Un Tchékhov américain
Le titre de la nouvelle Intimité, tirée du beau recueil posthume Les Trois roses jaunes (Rivages poche, 1999) dont la dernière évoque la mort d’Anton Tchékhov, situe exactement le lieu où se déroulent les histoires tendres et déchirantes de Raymond Carver: au cœur du cœur de la vie des gens. Plus exactement : des gens de l’Amérique populaire ou bohème, souvent paumés ou dérivant dans l’alcoolisme, comme l’auteur. Si Carver rend si bien les bleus au cœur de ceux qui s’aiment et se griffent, c’est d’ailleurs qu’il l’a vécu lui-même avec ses deux femmes successives : Maryann la violente, mère de ses enfants dont il divorça, et la poétesse Tess Gallagher qui s’occupa très activement de son œuvre après sa mort, à 50 ans, en 1988. Loin cependant de se borner à un inferno conjugal, le monde de Carver, plein de vitalité et de poésie, se situe très loin des complications psychanalytiques d’un Woody Allen ou d’un Philip Roth. C’est que Carver, de Parlez-moi d’amour aux Vitamines du bonheur ou aux Short cuts adaptés au cinéma par Robert Altman, est plus direct, plus brut et plus lyrique surtout, même si ses « fans » ignorent souvent sa magnifique poésie tissée de ballades où le quotidien se trouve comme enluminé…
Raymond Carver, Les Trois rose jeunes. Rivages Poche, 1999.
Qu'est-ce que vous voulez voir? Traduit de l'anglais par François Lasquin. Postface de Tess Gallagher. L'Olivier, 134 pp.
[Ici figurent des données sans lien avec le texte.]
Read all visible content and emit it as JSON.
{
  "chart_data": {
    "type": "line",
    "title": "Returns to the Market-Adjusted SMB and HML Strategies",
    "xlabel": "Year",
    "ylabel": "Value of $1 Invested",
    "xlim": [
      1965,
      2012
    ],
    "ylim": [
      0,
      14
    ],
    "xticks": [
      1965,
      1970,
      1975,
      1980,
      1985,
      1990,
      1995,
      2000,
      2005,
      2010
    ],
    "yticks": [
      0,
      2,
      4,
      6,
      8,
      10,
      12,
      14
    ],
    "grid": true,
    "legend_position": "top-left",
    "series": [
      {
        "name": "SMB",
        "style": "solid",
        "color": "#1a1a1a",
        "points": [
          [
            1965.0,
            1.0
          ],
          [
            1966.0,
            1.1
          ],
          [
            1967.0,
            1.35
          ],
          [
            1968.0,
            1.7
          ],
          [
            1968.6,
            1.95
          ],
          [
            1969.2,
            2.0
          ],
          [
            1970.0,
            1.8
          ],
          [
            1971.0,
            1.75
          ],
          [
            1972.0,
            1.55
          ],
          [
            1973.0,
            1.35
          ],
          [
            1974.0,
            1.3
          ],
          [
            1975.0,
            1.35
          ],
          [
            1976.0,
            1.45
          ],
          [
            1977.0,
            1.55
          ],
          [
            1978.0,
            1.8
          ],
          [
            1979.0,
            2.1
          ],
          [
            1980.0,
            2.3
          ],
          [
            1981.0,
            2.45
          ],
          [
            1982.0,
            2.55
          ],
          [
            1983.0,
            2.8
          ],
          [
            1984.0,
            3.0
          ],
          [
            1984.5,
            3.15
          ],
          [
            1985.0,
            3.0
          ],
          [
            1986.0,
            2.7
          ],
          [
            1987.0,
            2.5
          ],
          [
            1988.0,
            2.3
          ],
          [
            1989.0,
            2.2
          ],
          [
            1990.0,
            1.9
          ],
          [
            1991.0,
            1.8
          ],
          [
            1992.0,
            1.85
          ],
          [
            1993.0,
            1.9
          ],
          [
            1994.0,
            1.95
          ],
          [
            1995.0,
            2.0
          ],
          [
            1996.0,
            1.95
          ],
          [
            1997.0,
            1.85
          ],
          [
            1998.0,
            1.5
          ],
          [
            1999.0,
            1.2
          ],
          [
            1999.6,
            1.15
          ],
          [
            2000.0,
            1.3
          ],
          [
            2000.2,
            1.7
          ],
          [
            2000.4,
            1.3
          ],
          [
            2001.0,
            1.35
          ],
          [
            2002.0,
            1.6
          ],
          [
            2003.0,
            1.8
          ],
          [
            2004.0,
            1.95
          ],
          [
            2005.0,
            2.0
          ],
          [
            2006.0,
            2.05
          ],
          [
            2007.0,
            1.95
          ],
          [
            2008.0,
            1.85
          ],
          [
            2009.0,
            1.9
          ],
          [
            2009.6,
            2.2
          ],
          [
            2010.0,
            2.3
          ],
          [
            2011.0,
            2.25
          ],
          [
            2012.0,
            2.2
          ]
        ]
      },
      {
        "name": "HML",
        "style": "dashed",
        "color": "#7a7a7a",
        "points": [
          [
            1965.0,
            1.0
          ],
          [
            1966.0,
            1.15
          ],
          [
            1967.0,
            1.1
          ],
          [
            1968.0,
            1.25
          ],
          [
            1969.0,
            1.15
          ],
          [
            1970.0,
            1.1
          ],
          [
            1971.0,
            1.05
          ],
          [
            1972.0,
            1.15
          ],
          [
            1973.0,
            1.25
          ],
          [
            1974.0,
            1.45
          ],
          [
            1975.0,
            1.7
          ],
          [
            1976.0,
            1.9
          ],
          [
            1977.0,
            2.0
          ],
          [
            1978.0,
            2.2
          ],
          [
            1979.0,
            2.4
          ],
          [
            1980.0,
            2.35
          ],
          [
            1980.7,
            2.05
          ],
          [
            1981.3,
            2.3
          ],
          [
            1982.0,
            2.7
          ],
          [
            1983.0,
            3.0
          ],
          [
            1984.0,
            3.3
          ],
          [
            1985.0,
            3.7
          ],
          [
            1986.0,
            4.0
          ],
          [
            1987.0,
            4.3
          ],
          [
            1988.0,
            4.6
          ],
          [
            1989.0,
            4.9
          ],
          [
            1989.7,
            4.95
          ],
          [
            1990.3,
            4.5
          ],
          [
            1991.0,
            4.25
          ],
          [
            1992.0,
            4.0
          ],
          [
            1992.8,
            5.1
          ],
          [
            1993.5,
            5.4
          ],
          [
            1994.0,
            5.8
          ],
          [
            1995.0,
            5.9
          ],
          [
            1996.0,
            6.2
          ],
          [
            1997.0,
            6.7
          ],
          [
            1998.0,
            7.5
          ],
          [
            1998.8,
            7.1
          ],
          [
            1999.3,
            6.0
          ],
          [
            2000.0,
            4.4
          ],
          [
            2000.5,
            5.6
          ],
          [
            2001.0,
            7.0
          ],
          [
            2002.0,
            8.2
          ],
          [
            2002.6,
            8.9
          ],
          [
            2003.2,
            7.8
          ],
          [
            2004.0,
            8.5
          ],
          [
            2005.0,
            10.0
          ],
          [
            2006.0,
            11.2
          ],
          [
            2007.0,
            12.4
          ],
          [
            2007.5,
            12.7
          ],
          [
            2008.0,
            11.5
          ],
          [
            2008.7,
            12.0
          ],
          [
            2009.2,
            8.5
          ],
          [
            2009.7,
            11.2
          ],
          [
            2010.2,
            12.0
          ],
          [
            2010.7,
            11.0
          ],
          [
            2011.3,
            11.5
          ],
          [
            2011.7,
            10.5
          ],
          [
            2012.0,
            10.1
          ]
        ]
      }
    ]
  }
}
Le grand metteur en scène français Jacques Lassalle présente, ces jours, un spectacle en création à Vidy, intitulé Parlez moi d'amour et fondé sur deux nouvelles de Raymond Carver, Intimité et Le bout des doigts. La Passerelle, du 25 avril au 17 mai.
Infos: http://www.vidy.ch
Commentaires
Il y a eu aussi la traduction de son recueil de poèmes autobiographiques "Là où les eaux se mêlent "par Frédéric Lasaygues.L'incertain.
Dans "Toute sa vie" de ce recueil ,le poète rêve à un enterrement en mer.
-"D'abord j'étais étonné,
Et puis en proie au regret.
Mais tu m'as pris le bras en disant,
"Non ,tout va bien ,
Elle était trés vieille et il l'a aimée toute sa vie "-
Ce qui renvoie au dernier poème ("Late fragment")de son dernier recueil (A New Path to the Warterfall,Un nouveau chemin jusqu'à la cascade ),où Raymond Carver écrit :"Et as-tu obtenu ce que tu voulais de cette vie ?Oui, Et que voulais-tu ? Me dire bien-aimé,me sentir bien-aimé sur la terre ."
L'oeuvre de Carver est ainsi riche de fêtes qui tournent mal et de disputes qui tournent bien.On y lit perpétuellement une immense générosité d'être.
J'ai lu ce recueil car c'était le premier livre entièrement de poésie de Carver à être traduit en français !
Son oeuvre est liée à la vie comme vous le dîtes.
ça donne envie... merci
Je ne connais pas la poésie de Carver. Je pense que j'ai lu "Short cuts" et pour le reste je ne me rappelle pas les titres. J'ai vu le film d'Altman "Short cuts".
J'aime Carver, une ânerie de le dire, car comment ne pas aimer et cet univers et cette écriture. Ne m'étonne pas trente versions, trente réécritures d'une histoire.
Merci en tout cas de cette chronique. On va bien évidemment se procurer "Qu'est-ce que vous voulez voir ?" et "Les trois roses jaunes".
J'aimerais bien voir la mise en scène de Jacques Lassalle "Parlez-moi d'amour". Beaucoup de chance d'avoir cette création au théâtre de Vidy. Sera peut-être à Avignon cet été ?
Il existe un recueil de sa poésie en 10/18, dont je ne me rappelle pas le titre à l'instant, mais c'est un très beau titre - ah mais le voici sur l'un des 33 rayons des préférés: Là où les eaux se mêlent...
Nul que je suis, je n'avais pas encore lu la note de Soulef. Merci Soulef et bonne journée à mes amis sous le ciel noir.